I tend to be a scaredy cat. Much of my life has been lived in deference to fear. I really don't like that. Courage requires intention. Risk doesn't have to translate to recklessness. But I have to be willing and able to take the step that frightens me. I have let too many opportunities slip through trembling fingers. This is another goal I can't predict how it will play out. I don't have anything specific in mind yet. But I will look for times when my knees are shaking and let that be a starting point.
* Forgive. Forgive. Forgive. Forgive. Forgive. Forgive. Forgive.
Jesus said we must always be ready to offer forgiveness up to 77 times. In other words, forgiveness should be infinitely extended. The well of forgiveness has no bottom and it doesn't run dry. It's a reminder to continually offer forgiveness to others, especially when they may not deserve it because forgiveness is the way of freedom for my soul. And no, the number 7 isn't listed in the actual goal, but forgiveness is listed seven times for those I need to forgive on a regular basis: my husband, my children, my extended family, my friends, my parishioners, the stranger, and myself.

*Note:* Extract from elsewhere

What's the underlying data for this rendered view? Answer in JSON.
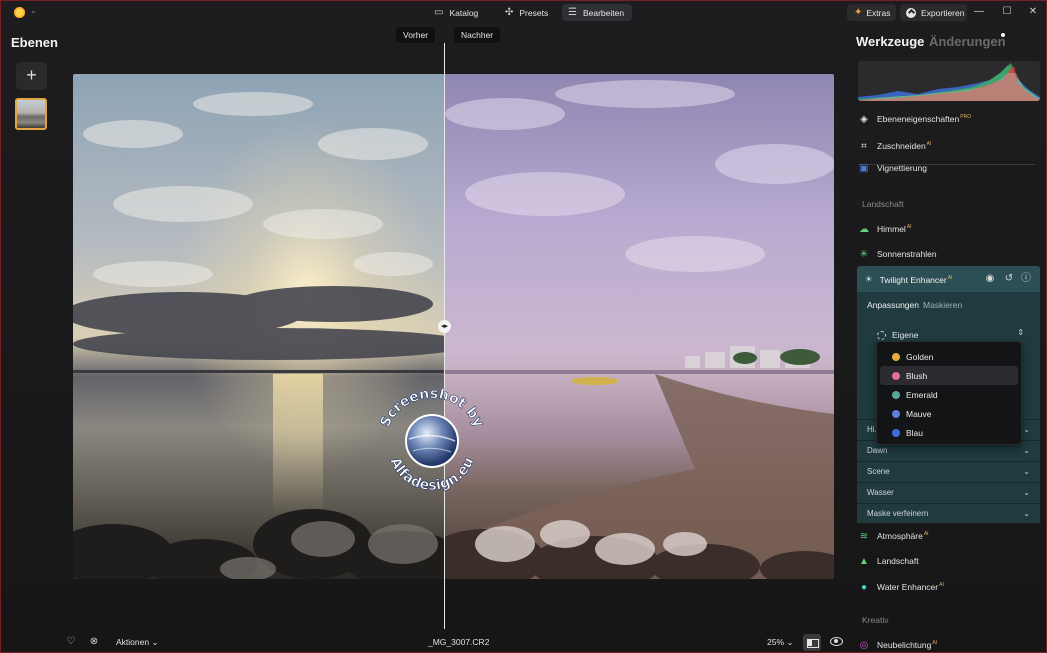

Throughout scripture, the number 7 represented perfection, completeness, wholeness. For me, 7 = shalom. And for all of my days, in all of my ways, I desire to pursue shalom, peace that encompasses the whole. It seems appropriate to have my goals toward greater health revolve around the number 7.
So this is my current solution to my resolution problem. As for it's success, I will have to embrace 2015 with all it's possibilities and promise to figure that out. I admit I am setting out a large, ambitious list of resolutions for myself in 2015. I actually don't expect to accomplish them all. That's ok. I just want to try. Maybe that's my first brave thing - tackling this set of goals. And if I fail, that's ok too. I will practice forgiving myself.